Narrowtooth sawfish ( Anoxypristis cuspidata) rostra for sale in a market in Mackay in north Queensland, Australia, in June 2016. Photo: The Guardian Australia
Narrowtooth sawfish ( Anoxypristis cuspidata) rostra for sale in a market in Mackay in north Queensland, Australia, in June 2016. Photo: The Guardian Australia

UPDATE: Queensland Police have said they are aware of the photo and assisted Fisheries with a search warrant on July 19.

"It was a Fisheries warrant that Police assisted but we don't have carriage on the ongoing investigation," Sergeant Nick Lindholm said.

An image on The Guardian Australia website this morning of a fisherman selling sawfish bills has sparked outrage in the Mackay region over the protection of the vulnerable species.

The photos appear to show seven rostrums on sale (the long, saw-like bill) for $10-$15.

The photos are said to have been taken in June this year at a local market.

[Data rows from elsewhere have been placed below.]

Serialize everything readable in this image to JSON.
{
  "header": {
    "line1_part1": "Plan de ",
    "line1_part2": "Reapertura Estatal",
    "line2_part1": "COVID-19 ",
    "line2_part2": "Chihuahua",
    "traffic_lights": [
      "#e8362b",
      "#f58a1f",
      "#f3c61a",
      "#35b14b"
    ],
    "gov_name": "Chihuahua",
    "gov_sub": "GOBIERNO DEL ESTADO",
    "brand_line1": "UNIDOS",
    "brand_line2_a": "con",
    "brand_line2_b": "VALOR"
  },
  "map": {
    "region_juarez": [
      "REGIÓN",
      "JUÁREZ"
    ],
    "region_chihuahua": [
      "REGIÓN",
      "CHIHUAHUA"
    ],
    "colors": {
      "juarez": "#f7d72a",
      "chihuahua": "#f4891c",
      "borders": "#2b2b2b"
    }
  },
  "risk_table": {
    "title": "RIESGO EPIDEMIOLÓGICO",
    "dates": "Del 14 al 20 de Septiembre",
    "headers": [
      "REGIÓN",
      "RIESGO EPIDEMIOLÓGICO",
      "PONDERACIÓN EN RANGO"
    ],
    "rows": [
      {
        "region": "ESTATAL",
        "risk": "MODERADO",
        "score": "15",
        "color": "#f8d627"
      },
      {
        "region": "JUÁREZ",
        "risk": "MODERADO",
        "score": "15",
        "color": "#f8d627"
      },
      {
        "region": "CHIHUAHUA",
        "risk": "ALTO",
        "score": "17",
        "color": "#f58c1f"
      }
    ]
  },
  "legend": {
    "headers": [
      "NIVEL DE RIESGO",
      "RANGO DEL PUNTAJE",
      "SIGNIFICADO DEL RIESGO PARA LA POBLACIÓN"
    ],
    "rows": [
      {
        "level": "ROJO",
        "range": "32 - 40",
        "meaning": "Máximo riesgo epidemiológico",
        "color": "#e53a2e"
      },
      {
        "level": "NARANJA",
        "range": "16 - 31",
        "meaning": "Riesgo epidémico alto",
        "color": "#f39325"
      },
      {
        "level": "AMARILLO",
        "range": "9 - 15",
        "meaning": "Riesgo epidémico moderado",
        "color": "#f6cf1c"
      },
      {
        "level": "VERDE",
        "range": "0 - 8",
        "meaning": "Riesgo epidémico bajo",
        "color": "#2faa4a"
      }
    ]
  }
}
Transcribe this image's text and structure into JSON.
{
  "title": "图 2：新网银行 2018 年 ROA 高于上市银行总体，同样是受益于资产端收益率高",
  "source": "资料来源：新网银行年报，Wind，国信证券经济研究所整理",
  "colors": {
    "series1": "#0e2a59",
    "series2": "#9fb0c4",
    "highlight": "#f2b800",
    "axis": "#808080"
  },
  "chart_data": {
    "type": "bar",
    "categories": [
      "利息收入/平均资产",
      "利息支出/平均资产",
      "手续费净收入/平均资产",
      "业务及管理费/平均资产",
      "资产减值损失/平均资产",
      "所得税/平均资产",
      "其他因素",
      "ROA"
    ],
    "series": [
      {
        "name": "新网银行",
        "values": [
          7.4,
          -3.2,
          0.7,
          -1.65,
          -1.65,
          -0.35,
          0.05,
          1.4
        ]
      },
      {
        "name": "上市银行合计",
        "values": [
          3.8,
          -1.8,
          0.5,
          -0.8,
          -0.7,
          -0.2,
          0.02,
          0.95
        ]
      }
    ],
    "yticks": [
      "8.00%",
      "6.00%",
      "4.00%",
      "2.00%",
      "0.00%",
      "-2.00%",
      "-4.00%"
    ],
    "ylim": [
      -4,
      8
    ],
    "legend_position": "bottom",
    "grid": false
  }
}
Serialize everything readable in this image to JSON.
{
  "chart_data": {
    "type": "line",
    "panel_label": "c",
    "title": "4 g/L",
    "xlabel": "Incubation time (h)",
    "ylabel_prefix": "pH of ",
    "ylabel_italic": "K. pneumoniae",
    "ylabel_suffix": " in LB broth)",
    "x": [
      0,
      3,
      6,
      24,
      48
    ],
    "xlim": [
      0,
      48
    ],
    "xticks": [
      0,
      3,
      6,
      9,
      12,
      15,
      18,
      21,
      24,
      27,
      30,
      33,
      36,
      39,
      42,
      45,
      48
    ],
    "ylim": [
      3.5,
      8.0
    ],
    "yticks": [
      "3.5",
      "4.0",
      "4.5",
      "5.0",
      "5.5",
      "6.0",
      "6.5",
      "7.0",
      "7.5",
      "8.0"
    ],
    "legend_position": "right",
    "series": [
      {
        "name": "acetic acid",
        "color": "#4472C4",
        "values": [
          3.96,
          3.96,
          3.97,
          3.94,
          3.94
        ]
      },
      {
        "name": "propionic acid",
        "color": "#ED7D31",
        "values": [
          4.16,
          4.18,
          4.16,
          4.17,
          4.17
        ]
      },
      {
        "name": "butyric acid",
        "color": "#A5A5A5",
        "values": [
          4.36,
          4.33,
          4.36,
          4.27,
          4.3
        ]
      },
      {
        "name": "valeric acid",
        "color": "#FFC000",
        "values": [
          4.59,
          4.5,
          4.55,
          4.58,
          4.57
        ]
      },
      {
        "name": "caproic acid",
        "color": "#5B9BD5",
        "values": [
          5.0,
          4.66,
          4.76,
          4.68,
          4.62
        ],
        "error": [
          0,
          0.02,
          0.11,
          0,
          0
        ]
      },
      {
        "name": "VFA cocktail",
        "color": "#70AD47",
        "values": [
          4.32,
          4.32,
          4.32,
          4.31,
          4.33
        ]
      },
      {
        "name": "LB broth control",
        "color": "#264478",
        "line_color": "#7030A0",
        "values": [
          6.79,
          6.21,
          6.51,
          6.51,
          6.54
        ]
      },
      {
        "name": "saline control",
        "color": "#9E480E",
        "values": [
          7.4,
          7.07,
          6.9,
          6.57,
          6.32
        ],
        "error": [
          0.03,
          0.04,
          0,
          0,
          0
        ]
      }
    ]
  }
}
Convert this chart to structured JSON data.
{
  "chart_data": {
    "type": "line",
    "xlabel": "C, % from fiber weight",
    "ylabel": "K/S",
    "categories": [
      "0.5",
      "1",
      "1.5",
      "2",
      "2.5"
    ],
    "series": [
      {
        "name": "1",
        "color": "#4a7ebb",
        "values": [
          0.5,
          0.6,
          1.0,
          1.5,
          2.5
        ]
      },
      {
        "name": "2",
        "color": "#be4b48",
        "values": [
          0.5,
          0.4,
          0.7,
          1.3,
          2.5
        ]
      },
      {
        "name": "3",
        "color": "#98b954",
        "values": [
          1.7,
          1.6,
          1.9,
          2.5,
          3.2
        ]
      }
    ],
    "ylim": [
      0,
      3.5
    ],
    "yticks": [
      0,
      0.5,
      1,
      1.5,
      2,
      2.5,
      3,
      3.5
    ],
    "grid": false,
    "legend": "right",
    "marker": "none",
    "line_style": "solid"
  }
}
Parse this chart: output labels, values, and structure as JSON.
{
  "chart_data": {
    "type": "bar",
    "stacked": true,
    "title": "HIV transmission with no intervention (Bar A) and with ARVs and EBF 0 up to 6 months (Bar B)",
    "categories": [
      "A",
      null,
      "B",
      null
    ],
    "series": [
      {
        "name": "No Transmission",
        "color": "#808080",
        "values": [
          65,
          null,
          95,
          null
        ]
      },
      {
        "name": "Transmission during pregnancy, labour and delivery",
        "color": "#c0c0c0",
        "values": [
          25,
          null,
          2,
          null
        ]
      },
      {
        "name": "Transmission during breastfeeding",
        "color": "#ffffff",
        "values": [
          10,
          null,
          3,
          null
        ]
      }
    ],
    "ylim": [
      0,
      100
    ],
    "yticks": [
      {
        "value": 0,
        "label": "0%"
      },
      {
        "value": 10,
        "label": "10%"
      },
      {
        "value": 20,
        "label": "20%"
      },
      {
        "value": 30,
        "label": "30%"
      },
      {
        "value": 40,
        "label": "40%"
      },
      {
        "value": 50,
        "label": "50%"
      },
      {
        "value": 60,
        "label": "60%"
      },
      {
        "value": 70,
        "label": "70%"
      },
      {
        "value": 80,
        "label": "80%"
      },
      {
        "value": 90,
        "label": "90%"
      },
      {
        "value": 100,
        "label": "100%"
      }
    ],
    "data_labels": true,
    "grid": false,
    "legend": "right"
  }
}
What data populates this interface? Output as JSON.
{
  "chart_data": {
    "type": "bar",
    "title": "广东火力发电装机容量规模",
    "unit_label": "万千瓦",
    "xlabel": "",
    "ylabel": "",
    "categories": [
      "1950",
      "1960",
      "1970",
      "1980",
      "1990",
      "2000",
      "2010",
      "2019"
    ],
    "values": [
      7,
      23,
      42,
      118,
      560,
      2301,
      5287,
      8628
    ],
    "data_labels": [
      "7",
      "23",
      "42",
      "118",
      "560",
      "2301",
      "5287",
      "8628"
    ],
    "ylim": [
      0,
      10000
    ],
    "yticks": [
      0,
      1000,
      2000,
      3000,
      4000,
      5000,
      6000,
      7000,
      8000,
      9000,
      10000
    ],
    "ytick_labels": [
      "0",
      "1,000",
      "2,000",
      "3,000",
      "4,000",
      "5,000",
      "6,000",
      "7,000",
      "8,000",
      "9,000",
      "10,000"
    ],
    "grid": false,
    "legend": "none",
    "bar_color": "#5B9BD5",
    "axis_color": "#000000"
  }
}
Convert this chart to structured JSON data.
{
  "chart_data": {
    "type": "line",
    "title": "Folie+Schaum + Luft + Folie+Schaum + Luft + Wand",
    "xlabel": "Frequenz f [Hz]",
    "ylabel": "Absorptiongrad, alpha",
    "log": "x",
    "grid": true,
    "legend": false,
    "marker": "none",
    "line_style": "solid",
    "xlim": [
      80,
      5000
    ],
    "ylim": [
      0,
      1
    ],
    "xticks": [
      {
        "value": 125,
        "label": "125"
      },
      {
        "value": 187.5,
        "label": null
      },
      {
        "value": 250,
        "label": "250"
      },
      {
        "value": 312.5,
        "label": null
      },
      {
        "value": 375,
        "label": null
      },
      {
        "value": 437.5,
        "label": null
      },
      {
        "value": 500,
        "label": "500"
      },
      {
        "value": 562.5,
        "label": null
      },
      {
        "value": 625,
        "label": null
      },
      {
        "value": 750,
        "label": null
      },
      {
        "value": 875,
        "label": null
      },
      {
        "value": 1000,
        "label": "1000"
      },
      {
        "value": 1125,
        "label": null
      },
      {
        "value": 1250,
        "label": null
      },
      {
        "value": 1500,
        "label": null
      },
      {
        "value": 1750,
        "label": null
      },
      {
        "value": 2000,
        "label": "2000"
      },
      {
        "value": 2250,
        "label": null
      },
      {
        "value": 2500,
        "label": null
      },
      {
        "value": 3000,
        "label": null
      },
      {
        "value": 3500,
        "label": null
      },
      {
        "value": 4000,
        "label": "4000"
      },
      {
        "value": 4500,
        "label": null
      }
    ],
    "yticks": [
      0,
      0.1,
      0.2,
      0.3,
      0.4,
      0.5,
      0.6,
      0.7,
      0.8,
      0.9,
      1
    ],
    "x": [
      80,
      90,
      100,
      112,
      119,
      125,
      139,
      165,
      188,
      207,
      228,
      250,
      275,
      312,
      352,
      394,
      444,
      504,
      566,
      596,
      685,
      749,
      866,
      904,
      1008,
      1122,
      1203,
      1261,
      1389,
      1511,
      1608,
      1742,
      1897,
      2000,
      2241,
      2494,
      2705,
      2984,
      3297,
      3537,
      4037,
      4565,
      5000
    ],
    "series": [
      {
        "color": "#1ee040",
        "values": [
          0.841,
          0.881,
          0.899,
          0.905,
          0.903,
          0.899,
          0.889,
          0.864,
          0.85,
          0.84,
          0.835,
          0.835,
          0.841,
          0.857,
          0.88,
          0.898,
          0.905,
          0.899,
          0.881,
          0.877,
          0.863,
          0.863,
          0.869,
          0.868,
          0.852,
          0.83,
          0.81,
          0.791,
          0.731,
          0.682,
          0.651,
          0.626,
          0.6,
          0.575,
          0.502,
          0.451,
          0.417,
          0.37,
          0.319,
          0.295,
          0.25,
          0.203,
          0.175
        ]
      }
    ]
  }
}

The rostrums are reportedly from the Narrowtooth sawfish, one of five species globally, all of which are listed as endangered and are illegal to catch under the Queensland Fisheries Regulation.

The sawfish native to the Mackay region have been known to grow up to 4.5 metres, but are now rarely found that size and are barely "hanging on" according to rare and elusive fish species expert from James Cook University, Dr Brendan Ebner.

"They face a number of threats including getting caught in gill nets and trawling nets and being killed by anglers.

"The practice of killing or taking saws from live animals is barbaric in the current day," Dr Ebner said.

Alongside fishing, habitat loss is another major factor in the species decline.

Research Analyst with the Mackay Conservation Group, Patricia Julien, said sawfish are very susceptible to changes in water quality, and "as part of their lifecycle they have to access river systems, so if you have a dam on the river system or poor water quality, that will affect them".

The five major pressures listed by the Australian Government Great Barrier Reef Marine Park Authority are commercial fishing, climate change, coastal development, habitat loss and catchment run-off.

While sawfish are listed as vulnerable under the Environmental Protection and Biodiversity Conservation Act, both Dr Ebner and Ms Julien agree monitoring and accountability need a lot of work.

"There are not a lot of funded monitoring programs specifically for sawfish species in Australia.

"There is nowhere near enough accountability for the barbaric process of removing a bill form a live animal.

"This type of cruelty is just beyond understanding," Dr Ebner said.

Ms Julien said getting fishers to collect data would be beneficial for monitoring and "would be a good outcome from this situation, to have a better management program".

Fisheries Queensland spokesperson, Tanya Armstrong, said they have received a report about the alleged sale and are investigating the matter.

Under the Queensland Fisheries Act 2004, penalties up to $121,900 can apply for anyone taking, possessing or selling a regulated fish.